Regarding this thread, I can't help but think that it is immature not to accept that GWAN's captcha generating module was beat by @Samuirai's code when this was posted. Samuirai's code is interesting, easy to understand and achieves what it claims. We could say that Samuirai proved, in practice, that it wasn't a very secure or hard to beat CAPTCHA, that's that, we should just accept when our security is beat in order to improve said security. Many CAPTCHAs have come and gone, like the ones that were generated via PHP.
Public scrutiny of security methods and the publishing of exploits is in the end, good.

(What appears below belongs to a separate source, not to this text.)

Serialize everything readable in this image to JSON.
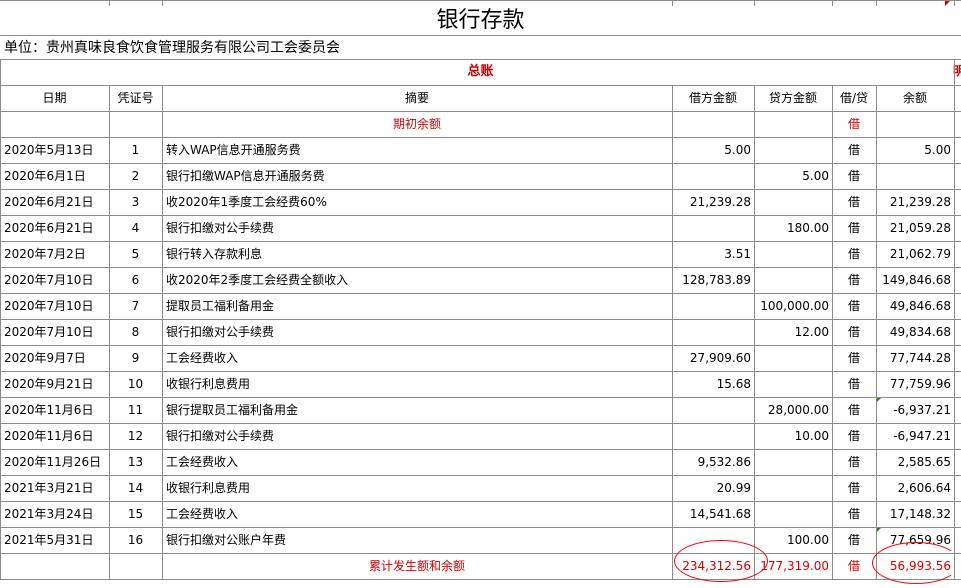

It helps our industry reach better standards. Like what happened with cryptography, which is now a solid cornerstone of modern computing and society.
Many standard crypto algorithms are secure against any programmer, academic, scientist, mathematician, or powerful attacker if the source of randomness is unpredictable enough, and this has only been possible because people have collectively tried to break hundreds of encryption methods until we were left with the unbreakable ones. Every iteration of these, even failed ones, are a success, because they were theorized, built and tested in the field, all of them got us closer to the current standards.